The Light in the Twigs

November 24, 2011
Thursday — Thanksgiving Day

I promise you these days and an understanding
Of light in the twigs after sunfall.
. . .
I promise you old signs and a recognition
Of sun in the seething grass and the wind’s rising.
— Archibald MacLeish, 1892-1982
American poet

Today is Thanksgiving Day in the United States, the traditional start of the holiday season for me. I have not written often in this space about Thanksgiving. In 2006, ten days beyond learning that yet another friend my age had died, I was consumed by anxiety over making sure everyone I loved knew that I loved them, that every holiday trimming was put in place and every tradition observed and written about. In 2007, I found myself at an artist’s residency in Wyoming, sharing the holiday with five women, all of whom had met barely a week before and whom I would never see nor hear from again. Nevertheless, one of them, the mean girl type who stopped speaking to me about a week later, insisted that we have the whole nine yards of a T-Day dinner, complete with an organic free range turkey that cost $11 a pound.
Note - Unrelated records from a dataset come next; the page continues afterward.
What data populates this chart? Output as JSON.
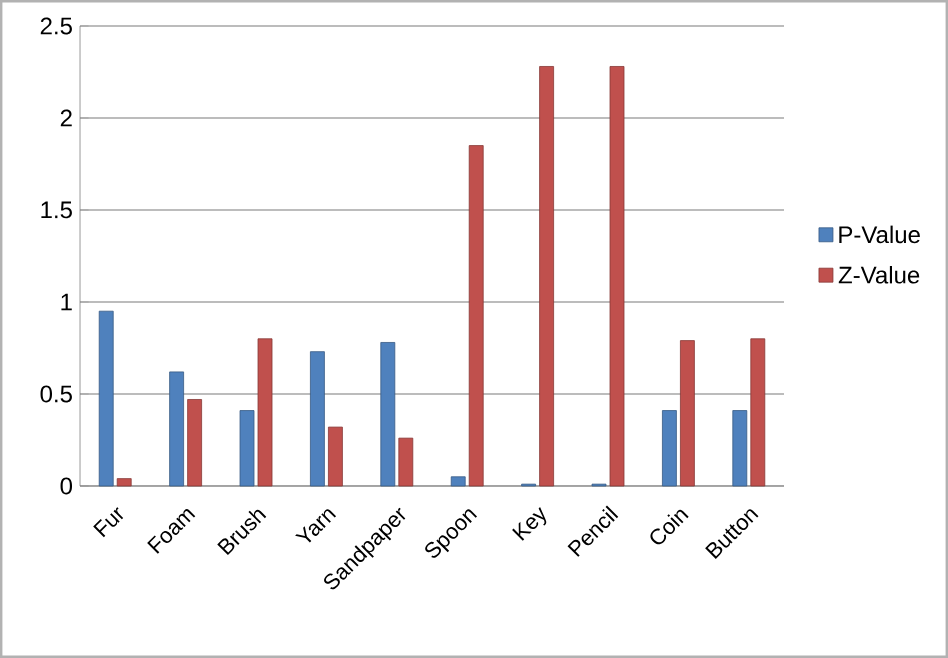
{
  "chart_data": {
    "type": "bar",
    "categories": [
      "Fur",
      "Foam",
      "Brush",
      "Yarn",
      "Sandpaper",
      "Spoon",
      "Key",
      "Pencil",
      "Coin",
      "Button"
    ],
    "series": [
      {
        "name": "P-Value",
        "color": "#4f81bd",
        "values": [
          0.95,
          0.62,
          0.41,
          0.73,
          0.78,
          0.05,
          0.01,
          0.01,
          0.41,
          0.41
        ]
      },
      {
        "name": "Z-Value",
        "color": "#c0504d",
        "values": [
          0.04,
          0.47,
          0.8,
          0.32,
          0.26,
          1.85,
          2.28,
          2.28,
          0.79,
          0.8
        ]
      }
    ],
    "ylim": [
      0,
      2.5
    ],
    "yticks": [
      0,
      0.5,
      1,
      1.5,
      2,
      2.5
    ],
    "grid": "y",
    "legend": "right"
  }
}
I cooked my last — in the sense of my most recent — Thanksgiving dinner in 2008, My stepson and his family and Lynn and her then-new boyfriend Matt made for seven at the table. In 2009 Lynn and Ron and I had Thanksgiving dinner with my sister and her family, and last year, for the first time, Ron and I joined Lynn at that same boyfriend’s family’s house, because that was what was best for Lynn and her work schedule. I will not be that mother who expects people to be in two places at once, or to undertake a marathon Turkey Trot that involves two tanks of gas and two (or more) complete sit-down dinners. That plan serves us well again this year.

Woodridgehenge, November 24, 2011

I took the picture at left at 8:00 this morning. It was not exactly sunfall. I thought that was a poetic word that Archibald MacLeish had invented, and that it might mean the hour when the sun became visible, but evidently “sunfall” is a real word that refers to sunset, the hour when the sun falls below the horizon. But I thought of MacLeish’s poem when I saw the sun blazing forth to me from between two of my favorite trees, the ones directly opposite the place where I sit each morning for my Coffee & Contemplation.
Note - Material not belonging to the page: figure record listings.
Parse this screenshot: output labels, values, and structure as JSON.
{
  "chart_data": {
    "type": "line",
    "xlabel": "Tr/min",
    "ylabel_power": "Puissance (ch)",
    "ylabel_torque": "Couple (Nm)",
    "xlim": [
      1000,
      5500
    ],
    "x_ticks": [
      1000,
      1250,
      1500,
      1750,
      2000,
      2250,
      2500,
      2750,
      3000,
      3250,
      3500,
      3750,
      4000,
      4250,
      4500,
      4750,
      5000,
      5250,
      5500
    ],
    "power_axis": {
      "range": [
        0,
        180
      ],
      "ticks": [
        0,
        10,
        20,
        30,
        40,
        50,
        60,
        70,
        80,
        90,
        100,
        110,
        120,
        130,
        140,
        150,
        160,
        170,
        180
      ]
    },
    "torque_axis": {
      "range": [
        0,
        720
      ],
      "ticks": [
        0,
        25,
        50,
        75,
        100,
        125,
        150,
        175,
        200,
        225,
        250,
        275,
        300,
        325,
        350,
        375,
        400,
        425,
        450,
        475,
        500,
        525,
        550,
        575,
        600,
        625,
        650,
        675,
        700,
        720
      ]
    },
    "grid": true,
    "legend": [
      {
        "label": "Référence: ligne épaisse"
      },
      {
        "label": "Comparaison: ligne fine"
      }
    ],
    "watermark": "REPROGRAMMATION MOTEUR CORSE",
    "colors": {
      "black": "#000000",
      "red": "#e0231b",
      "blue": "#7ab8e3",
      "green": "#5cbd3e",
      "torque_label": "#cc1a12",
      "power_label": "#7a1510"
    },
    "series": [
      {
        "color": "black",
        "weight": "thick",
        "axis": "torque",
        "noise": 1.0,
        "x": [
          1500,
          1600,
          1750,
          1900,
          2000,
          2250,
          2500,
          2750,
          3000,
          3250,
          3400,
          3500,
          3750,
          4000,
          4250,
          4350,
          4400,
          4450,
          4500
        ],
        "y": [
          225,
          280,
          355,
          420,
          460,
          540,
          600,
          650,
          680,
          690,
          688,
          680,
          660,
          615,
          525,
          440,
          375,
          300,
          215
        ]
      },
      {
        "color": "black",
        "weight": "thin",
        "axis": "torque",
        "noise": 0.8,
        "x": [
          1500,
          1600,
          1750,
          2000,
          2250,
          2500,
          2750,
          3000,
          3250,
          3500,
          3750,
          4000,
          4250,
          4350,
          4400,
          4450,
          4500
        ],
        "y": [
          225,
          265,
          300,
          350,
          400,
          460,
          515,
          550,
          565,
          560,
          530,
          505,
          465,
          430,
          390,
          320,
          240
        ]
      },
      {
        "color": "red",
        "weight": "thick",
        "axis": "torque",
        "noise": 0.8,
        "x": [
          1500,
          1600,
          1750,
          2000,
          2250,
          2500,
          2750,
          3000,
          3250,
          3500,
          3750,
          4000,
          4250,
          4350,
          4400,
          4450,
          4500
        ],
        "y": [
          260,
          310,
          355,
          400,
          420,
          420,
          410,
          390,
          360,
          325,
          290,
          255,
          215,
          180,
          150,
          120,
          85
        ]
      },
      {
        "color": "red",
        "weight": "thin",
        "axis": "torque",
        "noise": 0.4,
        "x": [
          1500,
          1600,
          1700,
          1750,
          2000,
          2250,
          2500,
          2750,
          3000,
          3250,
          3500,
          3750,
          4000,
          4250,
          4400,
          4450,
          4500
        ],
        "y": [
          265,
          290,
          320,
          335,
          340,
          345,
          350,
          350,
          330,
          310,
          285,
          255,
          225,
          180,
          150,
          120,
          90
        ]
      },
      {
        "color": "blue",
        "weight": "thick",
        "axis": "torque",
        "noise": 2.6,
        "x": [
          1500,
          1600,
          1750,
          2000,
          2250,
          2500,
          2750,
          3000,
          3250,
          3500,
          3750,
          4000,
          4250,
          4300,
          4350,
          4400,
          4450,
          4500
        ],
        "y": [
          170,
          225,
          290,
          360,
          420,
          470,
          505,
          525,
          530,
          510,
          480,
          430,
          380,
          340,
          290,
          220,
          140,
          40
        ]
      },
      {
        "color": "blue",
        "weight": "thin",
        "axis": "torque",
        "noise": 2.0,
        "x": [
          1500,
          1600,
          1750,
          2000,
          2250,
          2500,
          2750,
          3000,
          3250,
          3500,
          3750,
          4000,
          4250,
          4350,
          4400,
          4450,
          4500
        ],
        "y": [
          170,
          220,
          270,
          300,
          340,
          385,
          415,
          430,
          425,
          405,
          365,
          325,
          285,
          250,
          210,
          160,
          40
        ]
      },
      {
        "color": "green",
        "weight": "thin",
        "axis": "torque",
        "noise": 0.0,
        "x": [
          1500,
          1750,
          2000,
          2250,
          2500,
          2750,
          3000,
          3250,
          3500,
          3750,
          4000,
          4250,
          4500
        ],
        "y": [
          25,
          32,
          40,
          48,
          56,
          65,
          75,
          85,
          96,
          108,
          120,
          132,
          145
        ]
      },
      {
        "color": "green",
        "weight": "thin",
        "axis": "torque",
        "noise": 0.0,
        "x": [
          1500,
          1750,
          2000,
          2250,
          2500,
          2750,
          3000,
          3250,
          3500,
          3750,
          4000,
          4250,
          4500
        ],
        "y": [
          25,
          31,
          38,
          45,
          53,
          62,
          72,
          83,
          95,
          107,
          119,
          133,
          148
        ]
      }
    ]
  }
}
The scene and the quotation seemed to point to something significant, a change, a shift. I had wakened at four, propelled out of sleep by a vivid, detailed dream. I got up, wrote about it for a while, and then went back to bed. So I woke late, and came down to Woodridgehenge.

It’s been a wobbly month for me. I’ve been writing a story that requires a great deal of emotional energy. Other circumstances have sent me into some places in my own psyche that do not see light very often. I’ve made a new will, a process which calls for some serious consideration of both the future and the past. I’ve had some issues with depression and mood regulation that have impelled me, finally, to leave the care of a doctor whom I did not like and did not trust, and engage with one whom I do trust, even if I did yell at him in study hall when he was in tenth grade. Improvement is on the horizon, but I still felt reluctant to undertake all the Holly Jolly the coming weeks require.

Last night I attended the Thanksgiving Eve service at my church. I came very close to not attending this “tender service,” where the offering consists of canned goods and cash to be distributed to “the less fortunate,” a phrase which, considering the abundance and the blessings that are mine, covers a lot of people. In the morning I had a session with my psychologist, the fifth in recent days, then I made a visit to the gravesite of a friend’s father on an important memorial anniversary, did some gift shopping, and so, by 4:00, I was too emotionally drained to accompany some church members to serve a regular Wednesday meal to the homeless. I took a nap, and awoke at 6:00 feeling depressed and weepy, too full of anxiety and self-loathing to go to the soup supper that precedes the service.

But I did go to the service, sang about harvest home and praised God from whom all blessings flow, shook hands, extended wishes for a happy holiday. But I did not cross the sanctuary at the passing of the peace to greet personally two particular women with whom I have experienced some tension these past few weeks, with whom I have exchanged some sharp words and some cold stares at our Thursday morning spiritual study sessions. I was too shy, too anxious, too fearful to make the first move.

As I made my way up the center aisle at the conclusion of the service, one of the women was on her way down, probably on her way to perform the after-service altar care. She stopped, held out her hand, greeted me by name, and smiled. I caught my breath, but tried to return the greeting as if there were nothing unusual about it, as if her graciousness did not surprise me. I was still pondering the exchange, adding it to my list of things to be thankful for, when the other woman caught up with me on the steps. She touched my arm, asked me if I was doing the cooking today, and then remembered that I had said we were going away. She sent good wishes to Ron and to Lynn, by name, and then smiled and embraced me. I have known this woman for more than fifty-five years. She always had a beautiful smile. It was never so beautiful as at that moment.

I woke this morning changed, by the light in the twigs, by a visit of charity, by old signs, by old hurts on their way to a new healing, by a sense of forgiveness for things I have done and things I have left undone. “Advent starts here,” I wrote in my notebook.

Thank you for reading, so much, so often.